By Tambay A. Obenson | Shadow and Act April 18, 2013 at 6:05PM
Nollywood cinema will not be denied, as it continues to expand its reach and awareness in the international marketplace, filling every existing nook and cranny. There's an audience for Nollywood cinema (or, at least a curiosity, in light of all the recent attention the Nigerian film industry has been getting), all over the world, it seems.
All-the-better I say, especially as the industry seems to be at somewhat of an identity crossroads, or maybe developing more of split in personality, under all this unprecedented scrutiny, as some Nollywood filmmakers push for a more internationally-competitive brand of Nollywood cinema, while others are content with the status quo.

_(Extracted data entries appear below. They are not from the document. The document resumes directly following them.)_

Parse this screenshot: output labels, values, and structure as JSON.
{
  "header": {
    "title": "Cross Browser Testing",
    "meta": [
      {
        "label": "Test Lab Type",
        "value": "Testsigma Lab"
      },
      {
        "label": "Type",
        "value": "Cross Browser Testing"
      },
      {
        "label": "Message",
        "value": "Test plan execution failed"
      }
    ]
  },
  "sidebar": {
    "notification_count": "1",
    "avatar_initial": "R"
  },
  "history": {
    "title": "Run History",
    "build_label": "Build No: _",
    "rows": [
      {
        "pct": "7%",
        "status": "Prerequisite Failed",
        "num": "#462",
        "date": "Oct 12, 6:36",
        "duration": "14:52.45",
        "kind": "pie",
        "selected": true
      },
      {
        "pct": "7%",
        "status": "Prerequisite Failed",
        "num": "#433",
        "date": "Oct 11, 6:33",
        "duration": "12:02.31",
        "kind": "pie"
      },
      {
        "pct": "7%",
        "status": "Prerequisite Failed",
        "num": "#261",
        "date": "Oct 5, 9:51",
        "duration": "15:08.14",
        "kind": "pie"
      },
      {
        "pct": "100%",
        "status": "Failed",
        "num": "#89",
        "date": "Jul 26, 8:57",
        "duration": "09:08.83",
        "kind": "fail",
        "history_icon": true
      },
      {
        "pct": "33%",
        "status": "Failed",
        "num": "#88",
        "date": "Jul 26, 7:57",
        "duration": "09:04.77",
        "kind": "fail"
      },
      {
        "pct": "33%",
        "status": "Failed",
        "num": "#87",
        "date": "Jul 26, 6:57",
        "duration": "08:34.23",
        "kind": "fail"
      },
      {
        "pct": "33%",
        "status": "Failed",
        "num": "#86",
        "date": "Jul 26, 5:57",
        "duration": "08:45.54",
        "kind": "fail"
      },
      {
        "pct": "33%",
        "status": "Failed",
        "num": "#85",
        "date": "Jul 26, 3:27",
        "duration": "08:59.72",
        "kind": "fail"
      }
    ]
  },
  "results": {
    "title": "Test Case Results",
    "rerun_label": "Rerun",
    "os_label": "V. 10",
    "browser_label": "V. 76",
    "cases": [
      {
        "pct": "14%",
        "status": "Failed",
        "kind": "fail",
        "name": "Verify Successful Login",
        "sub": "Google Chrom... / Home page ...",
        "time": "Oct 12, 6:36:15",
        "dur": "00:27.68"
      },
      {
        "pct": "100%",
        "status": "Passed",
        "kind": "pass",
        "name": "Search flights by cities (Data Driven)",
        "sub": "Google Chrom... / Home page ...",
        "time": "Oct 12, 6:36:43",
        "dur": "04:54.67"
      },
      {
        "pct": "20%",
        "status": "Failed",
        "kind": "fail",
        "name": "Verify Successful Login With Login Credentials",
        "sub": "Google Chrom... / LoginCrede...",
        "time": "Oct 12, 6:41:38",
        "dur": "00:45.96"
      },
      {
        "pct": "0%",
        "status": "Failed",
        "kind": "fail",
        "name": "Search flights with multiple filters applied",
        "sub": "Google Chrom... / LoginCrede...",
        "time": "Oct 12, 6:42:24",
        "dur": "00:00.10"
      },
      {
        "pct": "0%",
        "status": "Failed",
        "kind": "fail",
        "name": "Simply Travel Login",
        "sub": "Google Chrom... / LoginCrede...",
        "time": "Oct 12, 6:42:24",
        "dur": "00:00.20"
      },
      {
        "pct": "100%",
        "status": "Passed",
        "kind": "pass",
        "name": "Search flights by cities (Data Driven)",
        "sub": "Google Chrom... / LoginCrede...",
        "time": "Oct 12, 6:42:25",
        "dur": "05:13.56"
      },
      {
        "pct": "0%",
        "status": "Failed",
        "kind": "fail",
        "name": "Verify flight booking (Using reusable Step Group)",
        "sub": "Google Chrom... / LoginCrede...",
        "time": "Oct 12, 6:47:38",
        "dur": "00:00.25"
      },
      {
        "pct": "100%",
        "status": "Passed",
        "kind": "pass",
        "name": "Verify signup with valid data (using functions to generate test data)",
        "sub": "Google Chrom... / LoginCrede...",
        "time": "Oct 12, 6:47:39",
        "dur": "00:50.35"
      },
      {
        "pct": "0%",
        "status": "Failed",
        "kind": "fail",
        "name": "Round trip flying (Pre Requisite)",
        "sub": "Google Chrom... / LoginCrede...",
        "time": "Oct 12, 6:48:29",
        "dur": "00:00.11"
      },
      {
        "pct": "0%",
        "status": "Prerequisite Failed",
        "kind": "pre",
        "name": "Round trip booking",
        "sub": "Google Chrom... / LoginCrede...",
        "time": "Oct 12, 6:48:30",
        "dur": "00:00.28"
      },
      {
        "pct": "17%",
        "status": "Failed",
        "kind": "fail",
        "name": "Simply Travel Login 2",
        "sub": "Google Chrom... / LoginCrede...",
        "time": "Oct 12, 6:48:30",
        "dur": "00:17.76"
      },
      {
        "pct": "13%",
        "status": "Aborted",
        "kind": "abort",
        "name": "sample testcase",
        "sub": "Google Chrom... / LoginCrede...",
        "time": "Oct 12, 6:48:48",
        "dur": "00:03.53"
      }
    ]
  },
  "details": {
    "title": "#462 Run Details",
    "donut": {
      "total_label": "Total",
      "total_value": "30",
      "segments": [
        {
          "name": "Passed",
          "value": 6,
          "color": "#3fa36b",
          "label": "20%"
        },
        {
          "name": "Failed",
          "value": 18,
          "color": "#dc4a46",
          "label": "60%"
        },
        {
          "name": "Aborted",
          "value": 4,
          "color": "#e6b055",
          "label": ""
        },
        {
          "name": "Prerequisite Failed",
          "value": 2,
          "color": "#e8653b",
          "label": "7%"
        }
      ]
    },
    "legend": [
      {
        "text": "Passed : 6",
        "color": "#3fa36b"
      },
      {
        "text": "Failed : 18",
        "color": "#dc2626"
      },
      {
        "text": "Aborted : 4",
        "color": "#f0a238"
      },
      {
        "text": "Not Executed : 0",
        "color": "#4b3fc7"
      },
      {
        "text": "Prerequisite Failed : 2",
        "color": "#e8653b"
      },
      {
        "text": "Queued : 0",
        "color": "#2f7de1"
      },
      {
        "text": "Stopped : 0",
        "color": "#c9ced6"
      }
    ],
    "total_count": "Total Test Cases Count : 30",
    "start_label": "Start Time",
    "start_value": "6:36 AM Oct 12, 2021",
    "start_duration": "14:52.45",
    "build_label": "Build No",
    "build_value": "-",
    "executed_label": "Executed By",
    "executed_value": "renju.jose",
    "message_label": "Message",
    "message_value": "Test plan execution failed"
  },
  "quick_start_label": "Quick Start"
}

In recent years, Nollywood-specific film festivals have been launched in different parts of the world, most recently, in Brazil, and you'll find existing festivals adding Nollywood sidebars to their lineups.

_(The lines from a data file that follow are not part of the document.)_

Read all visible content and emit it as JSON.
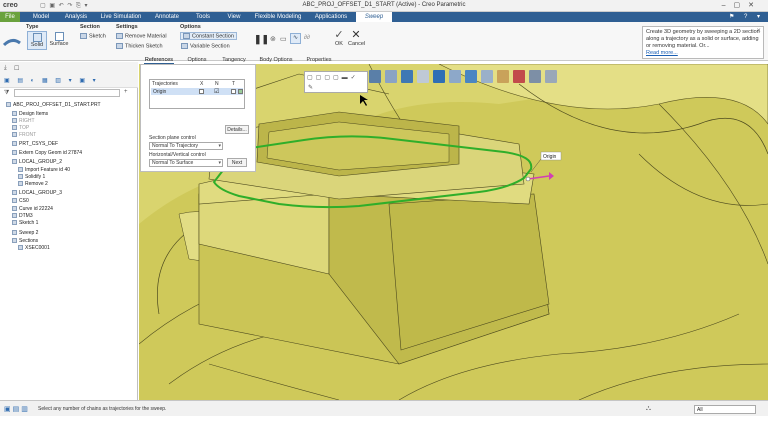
{
  "app": {
    "logo": "creo",
    "title": "ABC_PROJ_OFFSET_D1_START (Active) - Creo Parametric"
  },
  "tabs": [
    {
      "label": "File"
    },
    {
      "label": "Model"
    },
    {
      "label": "Analysis"
    },
    {
      "label": "Live Simulation"
    },
    {
      "label": "Annotate"
    },
    {
      "label": "Tools"
    },
    {
      "label": "View"
    },
    {
      "label": "Flexible Modeling"
    },
    {
      "label": "Applications"
    },
    {
      "label": "Sweep"
    }
  ],
  "ribbon": {
    "type_title": "Type",
    "solid_label": "Solid",
    "surface_label": "Surface",
    "section_title": "Section",
    "sketch_label": "Sketch",
    "settings_title": "Settings",
    "remove_material_label": "Remove Material",
    "thicken_sketch_label": "Thicken Sketch",
    "options_title": "Options",
    "constant_section_label": "Constant Section",
    "variable_section_label": "Variable Section",
    "ok_label": "OK",
    "cancel_label": "Cancel"
  },
  "help": {
    "text": "Create 3D geometry by sweeping a 2D section along a trajectory as a solid or surface, adding or removing material. Or...",
    "more": "Read more..."
  },
  "subtabs": [
    {
      "label": "References"
    },
    {
      "label": "Options"
    },
    {
      "label": "Tangency"
    },
    {
      "label": "Body Options"
    },
    {
      "label": "Properties"
    }
  ],
  "references_panel": {
    "col_trajectories": "Trajectories",
    "col_x": "X",
    "col_n": "N",
    "col_t": "T",
    "row_origin": "Origin",
    "details_label": "Details...",
    "section_plane_label": "Section plane control",
    "section_plane_value": "Normal To Trajectory",
    "orientation_label": "Horizontal/Vertical control",
    "orientation_value": "Normal To Surface",
    "next_label": "Next"
  },
  "tree": {
    "search_placeholder": "",
    "items": [
      {
        "label": "ABC_PROJ_OFFSET_D1_START.PRT",
        "grey": false,
        "indent": 0
      },
      {
        "label": "Design Items",
        "grey": false,
        "indent": 1
      },
      {
        "label": "RIGHT",
        "grey": true,
        "indent": 1
      },
      {
        "label": "TOP",
        "grey": true,
        "indent": 1
      },
      {
        "label": "FRONT",
        "grey": true,
        "indent": 1
      },
      {
        "label": "PRT_CSYS_DEF",
        "grey": false,
        "indent": 1
      },
      {
        "label": "Extern Copy Geom id 27874",
        "grey": false,
        "indent": 1
      },
      {
        "label": "LOCAL_GROUP_2",
        "grey": false,
        "indent": 1
      },
      {
        "label": "Import Feature id 40",
        "grey": false,
        "indent": 2
      },
      {
        "label": "Solidify 1",
        "grey": false,
        "indent": 2
      },
      {
        "label": "Remove 2",
        "grey": false,
        "indent": 2
      },
      {
        "label": "LOCAL_GROUP_3",
        "grey": false,
        "indent": 1
      },
      {
        "label": "CS0",
        "grey": false,
        "indent": 1
      },
      {
        "label": "Curve id 22224",
        "grey": false,
        "indent": 1
      },
      {
        "label": "DTM3",
        "grey": false,
        "indent": 1
      },
      {
        "label": "Sketch 1",
        "grey": false,
        "indent": 1
      },
      {
        "label": "Sweep 2",
        "grey": false,
        "indent": 1
      },
      {
        "label": "Sections",
        "grey": false,
        "indent": 1
      },
      {
        "label": "XSEC0001",
        "grey": false,
        "indent": 2
      }
    ]
  },
  "viewport": {
    "origin_label": "Origin"
  },
  "status": {
    "message": "Select any number of chains as trajectories for the sweep.",
    "filter_value": "All"
  }
}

While we wait for a Nollywood delegation to invade the Cannes Film Festival in the South of France, I think this might be the first Nollywood-specific film festival in the country - at least, in its capital, Paris.
It launches on May 30, and will run through June 2, with a lineup that includes some of the most-talked about Nollywood films of the last 12 months, like: Phone Swap by Kunle Afolayan; Maami by Tunde Kelani (although I'm not sure he considers himself a Nollywood filmmaker); Ijé by Chineze Anyaene; and Last Flight to Abuja by Obi Emelonye.
Details on the first annual NollywoodWeek Paris Film Festival via press release below:
The Birthplace of Cinema Welcomes Nollywood from May 30 to June 2
Paris, France - The French are laying out the red carpet for Nigerian filmmakers in effort to build a lasting bridge between Francophone audiences and the Nigerian film industry powerhouse.
For the first annual NollywoodWeek Paris Film Festival, set to take place in the heart of Paris at the l’Arlequin Theatre from May 30 to June 2, the event’s French producers have high aspirations for the project, saying, “Bringing the second largest film industry to the country that invented cinema will give these directors inspiration to achieve greatness and will open up France to an entirely new market and style of filmmaking.”
Indeed, the Nigerian film industry rivals only India’s Bollywood in terms of annual film/video production, producing roughly 1,000 films/videos each year. Many of those 1000 films are shot on a shoe-string budget and completely ‘in the can’ within one week! Compare that to productions elsewhere that can last for months.
Complete with its own A-list movie stars and movie award ceremonies, Nollywood filmmakers have also begun to catch the attention of Hollywood in recent years. Still, Nollywood remains largely unknown in many circles due to the challenges that the young 21-year old industry face.
YK Projects, the French non-profit association responsible for NollywoodWeek Paris, hopes to address those issues as well as how to create synergies between France and Nigeria. In addition to seven of Nollywood’s best recent films selected to screen at the festival, organizers have also planned panel discussions, special events, and a marketplace for producers and buyers to exchange.
Media organizations and government institutions such as the French Consulate of Lagos, the Nigerian Embassy in Paris, Courrier International, the Mairie of Paris, Bella Naija, and Black Entertainment Movies are but a few organizations that have already partnered with YK Projects to bring the film festival to fruition.
The explosive growth of Nollywood within the last decade has been massive, and it is only beginning.
NollywoodWeek Paris wants the 62 million inhabitants of France to also share in this thriving film movement. Keeping with the Nollywood grassroots movement, a crowd-funding campaign was launched to encourage the global community to participate in bringing this festival to light: http://igg.me/at/nwp
YK Projects is a French non-profit association focused on creating artistic projects with a purpose. The organization strongly believes in the importance of creating a new access to the arts for local audiences.